Des enseignants comptent désobéir à une loi en Saskatchewan

REGINA — Plusieurs dizaines d’enseignants comptent ne pas obéir à la Loi sur la Déclaration des droits des parents adoptée en Saskatchewan.

La loi, adoptée en octobre, empêche les enfants de moins de 16 ans de changer de prénom ou de pronom à l’école sans le consentement de leurs parents. Le gouvernement Moe a invoqué la disposition de dérogation qui permet aux gouvernements de passer outre certains droits garantis par la Charte des droits et libertés pendant une période pouvant aller jusqu’à cinq ans.

Plusieurs dizaines d’enseignants ont signé une pétition en ligne affirmant que la nouvelle loi contrevient aux droits d’une minorité d’élèves. Ils demandent aux conseils scolaires de ne pas appliquer la loi dans les écoles. Selon eux, celle-ci met en danger les élèves LBGTQ+, car elles pourraient les obliger à déclarer leur identité de genre ou leurs enseignants pourraient ne pas les identifier de façon correcte.

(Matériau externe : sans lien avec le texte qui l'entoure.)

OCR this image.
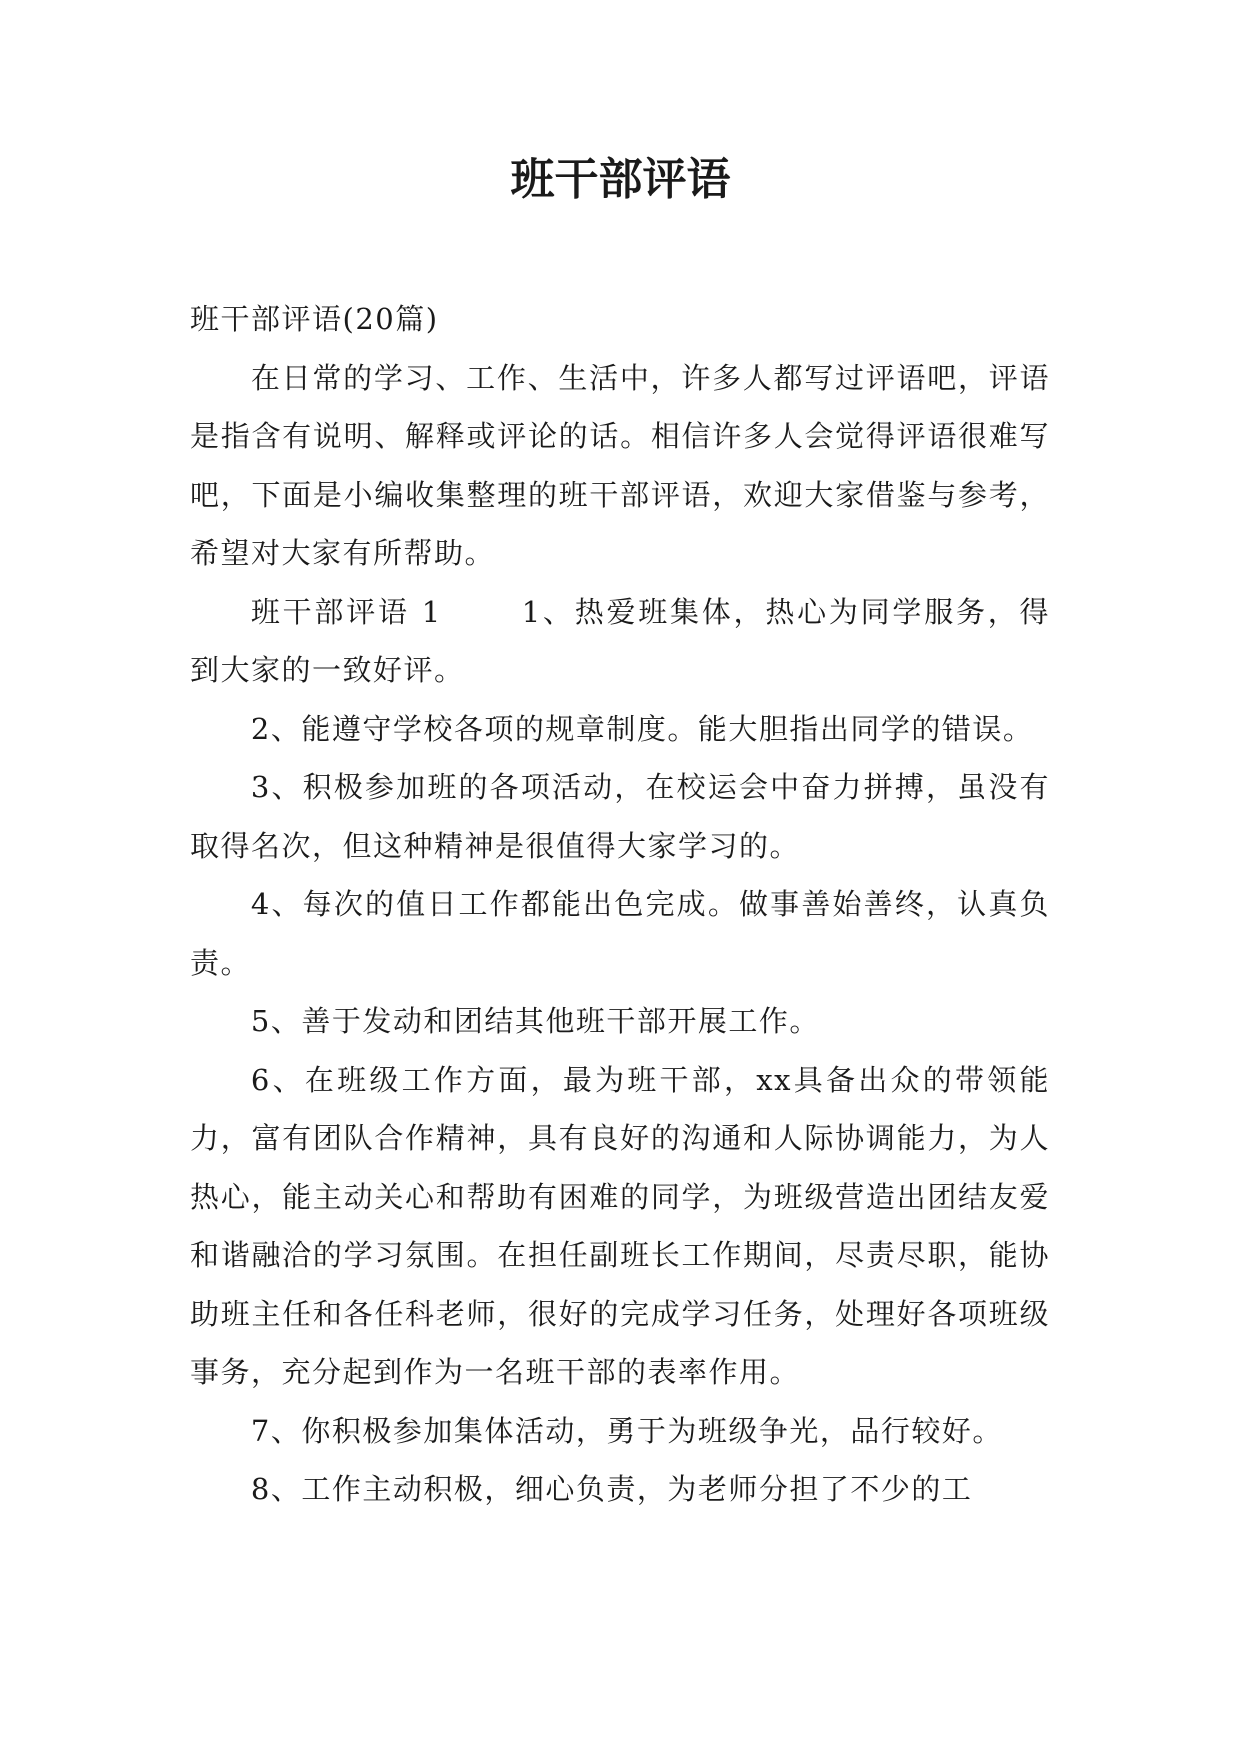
班干部评语

班干部评语(20篇)

在日常的学习、工作、生活中，许多人都写过评语吧，评语是指含有说明、解释或评论的话。相信许多人会觉得评语很难写吧，下面是小编收集整理的班干部评语，欢迎大家借鉴与参考，希望对大家有所帮助。

班干部评语 1	1、热爱班集体，热心为同学服务，得到大家的一致好评。

2、能遵守学校各项的规章制度。能大胆指出同学的错误。

3、积极参加班的各项活动，在校运会中奋力拼搏，虽没有取得名次，但这种精神是很值得大家学习的。

4、每次的值日工作都能出色完成。做事善始善终，认真负责。

5、善于发动和团结其他班干部开展工作。

6、在班级工作方面，最为班干部，xx具备出众的带领能力，富有团队合作精神，具有良好的沟通和人际协调能力，为人热心，能主动关心和帮助有困难的同学，为班级营造出团结友爱和谐融洽的学习氛围。在担任副班长工作期间，尽责尽职，能协助班主任和各任科老师，很好的完成学习任务，处理好各项班级事务，充分起到作为一名班干部的表率作用。

7、你积极参加集体活动，勇于为班级争光，品行较好。

8、工作主动积极，细心负责，为老师分担了不少的工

«Nous allons continuer de donner aux élèves leur autonomie sur leur identité. Nous allons les laisser déterminer qui doit être au courant de leur identité de genre», peut-on lire dans la pétition. 

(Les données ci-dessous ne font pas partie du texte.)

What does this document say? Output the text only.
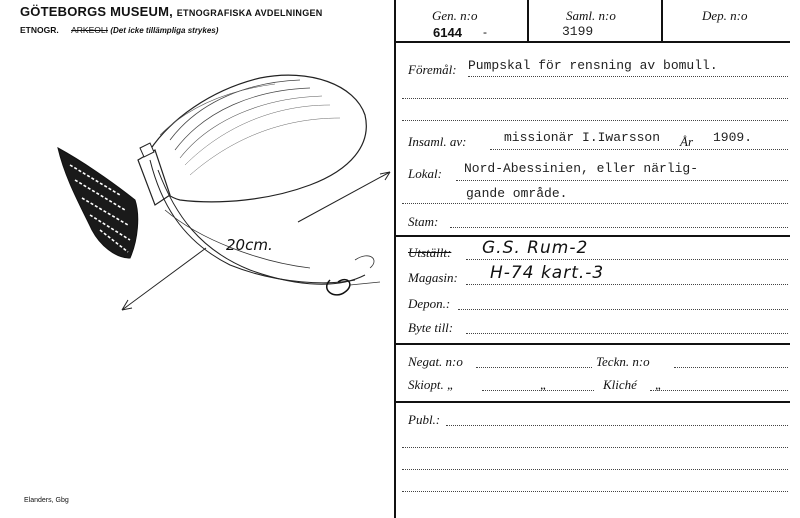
GÖTEBORGS MUSEUM, ETNOGRAFISKA AVDELNINGEN
ETNOGR. ARKEOLI (Det icke tillämpliga strykes)
20cm.
Elanders, Gbg
Gen. n:o
6144 -
Saml. n:o
3199
Dep. n:o
Föremål: Pumpskal för rensning av bomull.
Insaml. av:	missionär I.Iwarsson År 1909.
Lokal: Nord-Abessinien, eller närlig-
gande område.
Stam:
Utställt: G.S. Rum-2
Magasin: H-74 kart.-3
Depon.:
Byte till:
Negat. n:o	Teckn. n:o
Skiopt. „	„	Kliché „
Publ.:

Parmi les signataires figure Alex Schmidt, une enseignante d’une école publique de Regina, qui se dit prête à subir les conséquences de sa désobéissance.

Mme Schmidt préfère se préoccuper de la sécurité de ses élèves dont l’orientation de genre est différente. «Ma façon de réagir [quand un élève lui fait part de son identité de genre] a toujours été de dire: ‘merci de partager cela avec moi’ et ensuite de demander à cet élève comment je pouvais l’aider», raconte-t-elle à La Presse Canadienne. 

En agissant ainsi, l’enseignante croit qu’elle respecte les droits des parents. «Si l’enfant me demande mon soutien et de ne pas partager cette information jusqu’à ce qu’il trouve une façon de le faire, alors c’est comme ça que je vais l’appuyer.»

Le ministère de l’Éducation de la Saskatchewan n’a donné aucune précision si d’éventuelles sanctions contre des enseignants qui désobéiraient à la loi. Il dit s’attendre à ce que tous les enseignants la respectent. Le ministère collabore avec les conseils scolaires pour la mettre en œuvre.

Quatre-vingt-dix-huit personnes avaient signé la pétition en date de jeudi. Certains noms ne figurent pas sur la liste publiée puisque des signataires ont requis l’anonymat.

Le porte-parole de la pétition, un professeur d’une école de Regina, dit que les organisateurs ont constaté que 70 des 98 signataires étaient bel et bien des enseignants de la Saskatchewan. La plupart d’entre eux enseignent à Regina ou à Saskatoon.

Ce porte-parole, qui craint de perdre son emploi, a demandé de ne pas être nommé dans cet article. Il dit que d’autres enseignants ne savent pas encore ce qu’ils vont faire.

Mme Schmidt constate que l’effectif du club accueillant transgenres et cisgenres a beaucoup diminué depuis l’adoption de la loi. «Ceux qui sont restés ont une vision très passionnée de ce qui est en train de se passer. La désaffection est attribuable à la crainte de ne pas savoir qui, parmi les enseignants de leurs écoles, sont leurs alliés.» 

Les différentes divisions scolaires de la province sont en train de réviser leurs propres directives.

Jusqu’à l’entrée en vigueur de la loi, la division scolaire de Regina permettait aux élèves de choisir le nom ou le pronom par lequel on pouvait leur parler. Elle est en train de réexaminer ses directives.

Un porte-parole de la division a indiqué que tous les enseignants seront avisés si des changements sont faits.

«Si la direction de la division scolaire de Regina est encline à faire les changements nécessaires réclamés par la nouvelle loi, notre engagement à offrir un environnement accueillant, équitable, inclusif et sûr à tous les membres de notre collectivité scolaire ne changera pas», a déclaré Terry Lazarou.

Jennifer Lyons, une porte-parole de la division scolaire de Saskatoon, dit avoir eu des conversations avec des enseignants et des administrateurs au sujet d’une mise à jour des directives concernant les noms et les pronoms.

«Tout problème avec la mise en œuvre [de la loi] sera discuté à l’échelle de l’école», mentionne-t-elle.

Un porte-parole pour les divisions scolaires catholiques de Regina et de Saskatoon dit que la mise en place des nouvelles règles était en cours.

Le Saskatchewan Professional Teachers Regulatory Board, qui examine les plaintes contre les enseignants, a refusé de commenter, tout comme la Fédération des enseignants de la Saskatchewan et l’Association des conseils scolaires.